BIPOC Awareness: How Can Behavioral Healthcare Better Reach Minorities?

Nurse in scrubs speaks to patient

By Cori McMahon, PsyD, NCCE

Bebe Moore Campbell was an American author, journalist, teacher and mental health advocate whose life efforts focused on the mental health needs of Black and other underrepresented communities. Minority Mental Health Awareness Month was first recognized in 2008 in Bebe Moore Campbell’s honor, and since then, Mental Health America has created a public education campaign each July to continue her visionary work. These continuing campaigns are dedicated to the mental health needs of Black, Indigenous, and People of Color (or BIPOC, pronounced “bye-pock”).

Changing U.S. Demographics
The U.S. population continues to become more diverse. By 2044, it is estimated that more than half of all Americans will belong to a minority group (American Psychiatric Association). Studies have shown that 1 in 5 Americans will experience a mental illness in a given year. While most data show that both white and non-white individuals experience relatively similar rates of mental illness, non-white populations face clear disparities when it comes to accessing behavioral healthcare.

Other data show that rates of depression are lower in Black (24.6%) and Hispanic (19.6%) communities than in the white population (34.7%), but that depression in Blacks and Hispanics is likely to be more persistent. Those who identify as being two or more races (24.9%) are more likely to report any mental illness within the past year than any other race/ethnic group, followed by Native American/Alaska Native (22.7%), white (19%), and Black (16.8%). However, some populations are more likely to be exposed to risk factors that increase the likelihood of developing a mental health condition, such as homelessness or exposure to violence. According to the Anxiety and Depression Association of America, Black Americans are 20% more likely to experience serious mental health problems than the general population and Black youth who are exposed to violence are at greater risk for developing post-traumatic stress disorder by age 25.

BIPOC communities are significantly more likely to experience persistent mental health conditions and less likely to receive care because of various social determinants of health, including:

  • Lack of or underinsurance
  • Mental illness stigma, which is often greater among minority groups
  • Lack of diversity in mental health providers
  • Lack of culturally competent providers
  • Language barriers
  • Distrust in the health care system
  • Inadequate support for mental health service in safety net settings (uninsured, Medicaid, etc.)

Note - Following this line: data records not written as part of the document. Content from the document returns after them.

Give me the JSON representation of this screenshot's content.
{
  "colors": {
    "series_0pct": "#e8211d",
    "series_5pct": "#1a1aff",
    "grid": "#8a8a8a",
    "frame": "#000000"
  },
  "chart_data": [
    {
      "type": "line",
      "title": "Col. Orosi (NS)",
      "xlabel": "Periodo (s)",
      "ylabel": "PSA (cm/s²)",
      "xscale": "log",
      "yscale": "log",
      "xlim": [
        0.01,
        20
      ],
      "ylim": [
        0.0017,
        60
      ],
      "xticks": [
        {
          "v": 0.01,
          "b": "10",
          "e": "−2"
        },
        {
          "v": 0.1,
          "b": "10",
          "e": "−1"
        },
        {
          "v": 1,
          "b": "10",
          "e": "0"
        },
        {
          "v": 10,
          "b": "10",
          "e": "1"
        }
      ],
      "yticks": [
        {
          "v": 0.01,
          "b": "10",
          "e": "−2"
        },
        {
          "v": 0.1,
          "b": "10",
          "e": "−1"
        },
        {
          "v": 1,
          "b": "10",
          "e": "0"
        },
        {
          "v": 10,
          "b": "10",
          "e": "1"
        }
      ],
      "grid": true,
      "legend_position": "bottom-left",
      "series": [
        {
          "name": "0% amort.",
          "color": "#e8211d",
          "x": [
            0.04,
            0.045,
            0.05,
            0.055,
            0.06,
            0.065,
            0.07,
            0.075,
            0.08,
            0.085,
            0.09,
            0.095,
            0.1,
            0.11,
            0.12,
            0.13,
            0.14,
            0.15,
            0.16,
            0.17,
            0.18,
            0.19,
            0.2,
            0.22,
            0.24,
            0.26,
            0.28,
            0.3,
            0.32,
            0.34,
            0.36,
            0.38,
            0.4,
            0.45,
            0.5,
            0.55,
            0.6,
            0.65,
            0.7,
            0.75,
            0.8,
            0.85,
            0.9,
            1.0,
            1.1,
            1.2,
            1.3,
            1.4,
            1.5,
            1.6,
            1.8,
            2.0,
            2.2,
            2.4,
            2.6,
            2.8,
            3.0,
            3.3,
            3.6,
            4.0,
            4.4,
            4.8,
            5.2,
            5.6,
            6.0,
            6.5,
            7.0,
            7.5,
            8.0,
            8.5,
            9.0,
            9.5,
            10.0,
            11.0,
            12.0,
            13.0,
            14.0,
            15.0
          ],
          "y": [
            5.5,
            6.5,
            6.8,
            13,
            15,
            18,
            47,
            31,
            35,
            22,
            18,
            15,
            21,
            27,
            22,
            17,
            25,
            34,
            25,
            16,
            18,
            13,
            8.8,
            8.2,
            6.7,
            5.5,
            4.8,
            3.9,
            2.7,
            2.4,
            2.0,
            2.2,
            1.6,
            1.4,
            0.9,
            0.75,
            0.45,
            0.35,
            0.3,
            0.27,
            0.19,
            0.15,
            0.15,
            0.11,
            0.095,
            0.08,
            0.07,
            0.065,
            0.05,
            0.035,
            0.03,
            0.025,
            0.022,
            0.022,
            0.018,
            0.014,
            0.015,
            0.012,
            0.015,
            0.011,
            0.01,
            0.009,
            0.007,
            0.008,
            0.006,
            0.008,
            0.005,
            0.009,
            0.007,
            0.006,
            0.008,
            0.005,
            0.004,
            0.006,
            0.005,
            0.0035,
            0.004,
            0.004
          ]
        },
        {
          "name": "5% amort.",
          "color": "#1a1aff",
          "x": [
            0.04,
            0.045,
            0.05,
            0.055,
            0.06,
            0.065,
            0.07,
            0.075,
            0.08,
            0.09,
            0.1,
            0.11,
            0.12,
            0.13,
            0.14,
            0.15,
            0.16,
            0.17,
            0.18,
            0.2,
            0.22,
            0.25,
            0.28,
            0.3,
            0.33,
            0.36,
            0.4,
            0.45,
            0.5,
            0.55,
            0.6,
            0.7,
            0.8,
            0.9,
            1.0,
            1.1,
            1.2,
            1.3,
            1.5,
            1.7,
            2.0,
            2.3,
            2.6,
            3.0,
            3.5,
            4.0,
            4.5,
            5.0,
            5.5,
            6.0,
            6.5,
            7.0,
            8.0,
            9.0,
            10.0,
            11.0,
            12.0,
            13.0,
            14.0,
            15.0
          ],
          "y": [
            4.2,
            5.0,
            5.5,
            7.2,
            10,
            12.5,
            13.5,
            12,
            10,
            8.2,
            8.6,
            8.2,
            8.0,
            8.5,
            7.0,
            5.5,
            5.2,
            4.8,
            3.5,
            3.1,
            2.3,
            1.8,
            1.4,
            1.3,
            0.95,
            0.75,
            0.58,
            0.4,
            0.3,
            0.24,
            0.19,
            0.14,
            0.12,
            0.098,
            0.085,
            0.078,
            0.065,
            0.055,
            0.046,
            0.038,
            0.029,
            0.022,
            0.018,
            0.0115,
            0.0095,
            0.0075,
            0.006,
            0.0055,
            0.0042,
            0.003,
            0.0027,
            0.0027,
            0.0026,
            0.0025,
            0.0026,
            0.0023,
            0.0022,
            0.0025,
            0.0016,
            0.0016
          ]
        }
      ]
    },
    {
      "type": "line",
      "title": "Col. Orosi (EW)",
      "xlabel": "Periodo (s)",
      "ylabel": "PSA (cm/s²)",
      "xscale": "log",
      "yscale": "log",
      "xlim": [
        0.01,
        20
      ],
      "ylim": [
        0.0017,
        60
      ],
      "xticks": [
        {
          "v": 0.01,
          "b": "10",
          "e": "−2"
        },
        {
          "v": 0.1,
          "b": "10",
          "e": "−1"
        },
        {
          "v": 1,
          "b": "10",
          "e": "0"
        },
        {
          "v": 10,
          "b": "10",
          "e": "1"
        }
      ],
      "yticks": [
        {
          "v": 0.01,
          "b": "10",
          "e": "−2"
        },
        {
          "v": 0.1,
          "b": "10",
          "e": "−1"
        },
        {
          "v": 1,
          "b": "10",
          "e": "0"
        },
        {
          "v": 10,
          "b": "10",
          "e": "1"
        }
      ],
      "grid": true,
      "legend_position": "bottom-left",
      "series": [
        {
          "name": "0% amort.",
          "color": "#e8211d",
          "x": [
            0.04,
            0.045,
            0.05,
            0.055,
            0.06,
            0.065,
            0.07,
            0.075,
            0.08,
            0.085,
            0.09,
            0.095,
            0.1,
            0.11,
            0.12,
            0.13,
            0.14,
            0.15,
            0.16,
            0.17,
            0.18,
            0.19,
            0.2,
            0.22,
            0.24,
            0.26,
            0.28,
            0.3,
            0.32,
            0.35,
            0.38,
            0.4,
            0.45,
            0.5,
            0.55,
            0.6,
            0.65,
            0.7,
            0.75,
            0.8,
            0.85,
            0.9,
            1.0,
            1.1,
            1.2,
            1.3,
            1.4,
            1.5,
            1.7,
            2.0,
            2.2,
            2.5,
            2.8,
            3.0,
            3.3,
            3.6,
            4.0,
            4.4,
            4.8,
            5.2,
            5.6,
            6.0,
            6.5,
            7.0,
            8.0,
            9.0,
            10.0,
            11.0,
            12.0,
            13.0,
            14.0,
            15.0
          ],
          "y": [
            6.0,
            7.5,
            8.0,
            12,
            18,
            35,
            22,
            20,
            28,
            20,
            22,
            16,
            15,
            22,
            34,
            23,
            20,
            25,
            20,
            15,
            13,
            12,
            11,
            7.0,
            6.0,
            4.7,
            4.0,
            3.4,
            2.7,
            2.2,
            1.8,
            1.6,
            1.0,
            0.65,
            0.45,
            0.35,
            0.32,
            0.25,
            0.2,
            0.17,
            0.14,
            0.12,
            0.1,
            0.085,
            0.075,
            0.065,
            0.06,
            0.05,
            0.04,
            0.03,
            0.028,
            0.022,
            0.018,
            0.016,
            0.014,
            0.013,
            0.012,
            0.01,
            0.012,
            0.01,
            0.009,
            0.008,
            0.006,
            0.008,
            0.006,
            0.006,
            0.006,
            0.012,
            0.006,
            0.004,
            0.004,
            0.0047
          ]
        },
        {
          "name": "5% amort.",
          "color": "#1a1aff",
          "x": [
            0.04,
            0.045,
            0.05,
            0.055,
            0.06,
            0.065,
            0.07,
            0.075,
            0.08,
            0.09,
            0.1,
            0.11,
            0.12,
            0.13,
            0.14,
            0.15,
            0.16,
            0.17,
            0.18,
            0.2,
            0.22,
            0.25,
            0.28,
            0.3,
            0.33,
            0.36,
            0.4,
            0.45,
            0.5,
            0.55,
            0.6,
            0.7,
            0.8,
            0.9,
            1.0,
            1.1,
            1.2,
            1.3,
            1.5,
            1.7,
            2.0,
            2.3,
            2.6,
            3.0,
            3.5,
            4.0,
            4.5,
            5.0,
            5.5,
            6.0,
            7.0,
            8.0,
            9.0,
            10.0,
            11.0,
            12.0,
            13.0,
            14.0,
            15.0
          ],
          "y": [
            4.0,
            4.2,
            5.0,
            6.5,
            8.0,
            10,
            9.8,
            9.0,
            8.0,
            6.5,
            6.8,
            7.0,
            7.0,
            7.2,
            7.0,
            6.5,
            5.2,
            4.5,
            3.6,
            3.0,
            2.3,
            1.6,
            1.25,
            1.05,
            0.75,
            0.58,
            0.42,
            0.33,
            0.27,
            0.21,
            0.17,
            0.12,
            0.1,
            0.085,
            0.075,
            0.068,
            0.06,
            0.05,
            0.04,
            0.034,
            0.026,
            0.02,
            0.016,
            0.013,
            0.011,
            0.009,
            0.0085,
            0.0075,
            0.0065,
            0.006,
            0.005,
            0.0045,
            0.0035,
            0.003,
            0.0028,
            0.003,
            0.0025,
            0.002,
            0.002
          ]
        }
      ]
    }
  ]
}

Improving Access with Cultural Competency
In attempts to close the gap between mental health care providers and the BIPOC communities they serve, many have implemented specific training in cultural competency, which is focused on improving provider understanding of the impact of culture, cultural identity and intersectionality. In fact, state licensing boards require a certain number of continuing education credits (CE/CEU/CME) for mental health providers that are focused specifically in diversity training. Culturally competent care is fundamental to a whole person approach to behavioral health care, which includes understanding the factors beyond race and diagnosis that impact an individual’s behavioral health. Additionally, we can break down mental health stigma by discussing it as routinely as physical health.

We will achieve mental health equity when everyone has equal access to culturally competent care, every minority community is able to reach its full health potential, and no one is impeded from doing so because of socially determined circumstances.